I have trademarked my business name, "KINECT," with the U.S. Patent and Trademark Office, and also have registered the URL. Since I did so, someone has purchased the URLs KINECT.NET, KINECT.ORG, and KINECTION.ORG, NET, and COM. Can this be considered a trademark infringement, based on dilution, once they begin using the sites?
Trademark infringement and dilution are actually two separate claims. You suffer dilution only if your name is famous, such as Sony or Disney. KINECT does not have the resonance in the public mind as do those music and mouse giants.
Trademark infringement depends on several factors, the most important of which are (1) who used the name KINECT for commercial purposes first, and (2) which goods or services were sold using that name. As a general rule, if they started using the name on similar goods or services after you began using the name, you have superior trademark rights.
Always bear in mind that infringement is based on the likelihood of customer confusion -- that is, is a consumer likely to be confused that the other company's goods or services come from your company? If the other site carries different merchandise or offers different services, there is unlikely to be any confusion.

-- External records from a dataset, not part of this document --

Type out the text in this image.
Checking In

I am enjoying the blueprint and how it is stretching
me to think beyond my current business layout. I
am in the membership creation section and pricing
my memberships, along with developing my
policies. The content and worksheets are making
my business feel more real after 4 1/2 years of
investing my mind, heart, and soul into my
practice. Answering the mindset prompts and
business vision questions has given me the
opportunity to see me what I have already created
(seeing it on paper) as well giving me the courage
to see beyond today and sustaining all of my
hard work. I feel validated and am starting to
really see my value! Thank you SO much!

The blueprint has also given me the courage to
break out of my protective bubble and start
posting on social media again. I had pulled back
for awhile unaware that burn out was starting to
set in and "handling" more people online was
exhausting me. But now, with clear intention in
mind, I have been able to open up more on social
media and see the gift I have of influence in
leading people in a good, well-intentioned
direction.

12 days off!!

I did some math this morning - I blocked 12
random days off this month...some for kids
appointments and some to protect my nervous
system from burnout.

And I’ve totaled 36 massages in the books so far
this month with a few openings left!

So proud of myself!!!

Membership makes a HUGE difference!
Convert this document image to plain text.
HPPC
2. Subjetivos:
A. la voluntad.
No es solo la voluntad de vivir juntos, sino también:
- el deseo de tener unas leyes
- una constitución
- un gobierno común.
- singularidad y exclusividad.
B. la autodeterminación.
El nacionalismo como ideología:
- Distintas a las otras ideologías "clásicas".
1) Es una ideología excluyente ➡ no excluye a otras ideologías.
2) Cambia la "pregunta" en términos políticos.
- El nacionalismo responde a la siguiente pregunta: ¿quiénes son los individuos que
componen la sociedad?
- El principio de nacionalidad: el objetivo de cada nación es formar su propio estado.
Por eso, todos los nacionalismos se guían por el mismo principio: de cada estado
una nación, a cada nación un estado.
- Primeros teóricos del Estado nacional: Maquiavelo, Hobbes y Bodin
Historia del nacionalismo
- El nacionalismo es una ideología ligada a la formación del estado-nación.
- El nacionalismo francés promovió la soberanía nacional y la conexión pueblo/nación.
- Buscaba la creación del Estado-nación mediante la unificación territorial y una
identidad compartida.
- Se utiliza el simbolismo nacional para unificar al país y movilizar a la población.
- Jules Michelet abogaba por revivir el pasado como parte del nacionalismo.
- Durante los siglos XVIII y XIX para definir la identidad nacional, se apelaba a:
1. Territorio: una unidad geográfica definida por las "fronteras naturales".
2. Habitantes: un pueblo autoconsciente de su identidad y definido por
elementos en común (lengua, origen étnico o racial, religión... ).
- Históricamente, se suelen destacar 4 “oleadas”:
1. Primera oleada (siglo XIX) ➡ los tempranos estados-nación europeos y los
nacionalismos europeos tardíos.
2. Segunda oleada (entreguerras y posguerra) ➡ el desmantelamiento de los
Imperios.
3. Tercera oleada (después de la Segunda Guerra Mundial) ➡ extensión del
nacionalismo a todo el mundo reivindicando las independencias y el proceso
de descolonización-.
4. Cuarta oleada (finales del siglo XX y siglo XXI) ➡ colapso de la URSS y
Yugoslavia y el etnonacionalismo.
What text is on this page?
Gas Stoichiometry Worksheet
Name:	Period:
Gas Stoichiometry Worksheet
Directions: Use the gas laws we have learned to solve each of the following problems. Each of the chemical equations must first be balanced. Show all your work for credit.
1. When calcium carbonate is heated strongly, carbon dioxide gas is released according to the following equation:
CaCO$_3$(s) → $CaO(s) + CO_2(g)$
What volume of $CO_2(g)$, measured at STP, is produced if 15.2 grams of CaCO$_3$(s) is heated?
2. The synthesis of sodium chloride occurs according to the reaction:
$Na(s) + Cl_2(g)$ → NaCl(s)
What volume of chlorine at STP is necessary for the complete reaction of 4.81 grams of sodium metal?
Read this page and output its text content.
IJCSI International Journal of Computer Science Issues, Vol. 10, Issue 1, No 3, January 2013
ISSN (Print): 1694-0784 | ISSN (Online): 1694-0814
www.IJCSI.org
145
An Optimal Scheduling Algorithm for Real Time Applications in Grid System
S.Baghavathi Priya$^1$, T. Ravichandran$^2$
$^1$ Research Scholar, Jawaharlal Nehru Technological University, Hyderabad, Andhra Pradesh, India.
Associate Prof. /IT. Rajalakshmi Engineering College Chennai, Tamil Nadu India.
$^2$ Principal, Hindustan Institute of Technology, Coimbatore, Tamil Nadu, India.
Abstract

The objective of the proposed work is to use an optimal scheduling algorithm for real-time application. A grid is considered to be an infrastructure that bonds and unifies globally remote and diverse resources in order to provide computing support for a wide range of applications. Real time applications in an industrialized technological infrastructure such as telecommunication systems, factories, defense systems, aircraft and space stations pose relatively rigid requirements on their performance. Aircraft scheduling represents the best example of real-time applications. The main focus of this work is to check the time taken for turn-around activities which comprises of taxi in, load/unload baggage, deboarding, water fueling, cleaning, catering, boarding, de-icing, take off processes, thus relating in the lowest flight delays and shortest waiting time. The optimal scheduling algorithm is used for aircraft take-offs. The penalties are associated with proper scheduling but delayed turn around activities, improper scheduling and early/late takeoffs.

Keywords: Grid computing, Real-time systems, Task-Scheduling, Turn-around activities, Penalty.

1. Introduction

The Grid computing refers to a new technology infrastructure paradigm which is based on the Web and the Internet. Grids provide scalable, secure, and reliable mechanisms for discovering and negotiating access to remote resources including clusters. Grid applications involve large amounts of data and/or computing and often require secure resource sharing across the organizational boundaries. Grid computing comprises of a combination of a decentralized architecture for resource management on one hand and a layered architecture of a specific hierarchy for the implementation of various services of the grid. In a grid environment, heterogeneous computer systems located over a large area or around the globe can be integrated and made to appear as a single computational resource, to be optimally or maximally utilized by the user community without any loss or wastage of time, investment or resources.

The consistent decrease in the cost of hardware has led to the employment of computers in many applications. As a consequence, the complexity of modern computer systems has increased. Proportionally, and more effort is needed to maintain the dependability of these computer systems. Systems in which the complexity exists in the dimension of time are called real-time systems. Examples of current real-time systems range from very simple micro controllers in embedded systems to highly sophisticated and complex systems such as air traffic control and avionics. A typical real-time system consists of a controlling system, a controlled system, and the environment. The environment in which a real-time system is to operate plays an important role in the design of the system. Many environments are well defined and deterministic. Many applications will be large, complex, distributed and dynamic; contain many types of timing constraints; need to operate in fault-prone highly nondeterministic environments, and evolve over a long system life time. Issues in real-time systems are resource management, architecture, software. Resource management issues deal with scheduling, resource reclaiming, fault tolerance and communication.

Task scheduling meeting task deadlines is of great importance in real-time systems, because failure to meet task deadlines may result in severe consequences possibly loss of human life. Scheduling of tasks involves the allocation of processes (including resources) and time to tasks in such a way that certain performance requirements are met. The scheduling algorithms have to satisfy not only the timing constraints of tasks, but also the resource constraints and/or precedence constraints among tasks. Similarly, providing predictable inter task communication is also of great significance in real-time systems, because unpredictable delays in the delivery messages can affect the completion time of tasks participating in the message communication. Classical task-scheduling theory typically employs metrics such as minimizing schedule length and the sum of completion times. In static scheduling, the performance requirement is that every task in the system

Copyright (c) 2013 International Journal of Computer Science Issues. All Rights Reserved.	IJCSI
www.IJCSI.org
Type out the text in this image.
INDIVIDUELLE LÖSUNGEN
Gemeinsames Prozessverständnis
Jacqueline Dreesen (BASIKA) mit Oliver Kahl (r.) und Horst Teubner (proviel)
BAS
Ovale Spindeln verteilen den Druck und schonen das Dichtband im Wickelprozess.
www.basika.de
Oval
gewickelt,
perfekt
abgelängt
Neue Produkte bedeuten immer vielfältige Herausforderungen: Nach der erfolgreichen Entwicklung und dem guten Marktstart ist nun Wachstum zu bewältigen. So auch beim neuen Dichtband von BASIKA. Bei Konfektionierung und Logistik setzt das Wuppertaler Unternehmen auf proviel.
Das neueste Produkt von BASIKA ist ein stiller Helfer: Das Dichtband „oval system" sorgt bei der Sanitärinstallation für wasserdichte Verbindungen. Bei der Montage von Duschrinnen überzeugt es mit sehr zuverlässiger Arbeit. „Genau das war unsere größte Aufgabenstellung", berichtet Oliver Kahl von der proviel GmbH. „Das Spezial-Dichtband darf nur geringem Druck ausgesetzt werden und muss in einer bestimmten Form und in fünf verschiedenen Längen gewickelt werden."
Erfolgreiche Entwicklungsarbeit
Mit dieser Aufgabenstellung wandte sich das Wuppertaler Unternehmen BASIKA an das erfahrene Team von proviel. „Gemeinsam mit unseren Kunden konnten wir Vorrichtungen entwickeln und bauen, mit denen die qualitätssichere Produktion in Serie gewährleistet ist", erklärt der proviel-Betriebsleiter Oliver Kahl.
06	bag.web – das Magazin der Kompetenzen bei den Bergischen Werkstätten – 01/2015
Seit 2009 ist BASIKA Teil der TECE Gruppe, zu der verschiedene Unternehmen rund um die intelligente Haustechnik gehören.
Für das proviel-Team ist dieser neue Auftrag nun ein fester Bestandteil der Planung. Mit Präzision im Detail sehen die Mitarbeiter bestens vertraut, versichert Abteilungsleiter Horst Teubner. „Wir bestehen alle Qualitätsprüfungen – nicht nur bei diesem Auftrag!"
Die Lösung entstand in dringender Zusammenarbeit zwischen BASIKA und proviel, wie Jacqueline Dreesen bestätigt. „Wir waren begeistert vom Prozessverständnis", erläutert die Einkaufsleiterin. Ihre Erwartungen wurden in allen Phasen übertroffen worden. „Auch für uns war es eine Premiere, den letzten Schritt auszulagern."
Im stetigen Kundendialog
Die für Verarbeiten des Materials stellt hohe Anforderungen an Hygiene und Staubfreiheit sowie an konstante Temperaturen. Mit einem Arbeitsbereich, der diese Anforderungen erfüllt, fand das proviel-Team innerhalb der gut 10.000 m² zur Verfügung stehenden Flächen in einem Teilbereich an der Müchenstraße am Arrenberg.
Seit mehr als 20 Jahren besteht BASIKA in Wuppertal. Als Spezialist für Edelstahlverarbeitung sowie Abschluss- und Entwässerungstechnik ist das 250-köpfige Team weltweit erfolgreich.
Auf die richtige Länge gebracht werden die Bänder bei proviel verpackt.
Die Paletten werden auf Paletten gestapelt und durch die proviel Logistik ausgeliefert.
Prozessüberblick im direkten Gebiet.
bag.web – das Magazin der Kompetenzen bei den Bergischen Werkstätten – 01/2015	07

One final note, buying a domain name that reflects the name of a business or famous person with the intent of profiting off that business -- for example, selling the name back to the business or celebrity for a profit -- is considered to be cybersquatting. The Anticybersquatting Consumer Protection Act of 1999 authorizes a cybersquatting victim to file a federal lawsuit to regain a domain name or sue for financial compensation. Under the act, registering, selling or using a domain name with the intent to profit from someone else's good name is considered cybersquatting. Victims can also use the provisions of the Uniform Domain Name Dispute Resolution Policy adopted by ICANN, an international tribunal administering domain names. This international policy results in arbitration of the dispute, not litigation.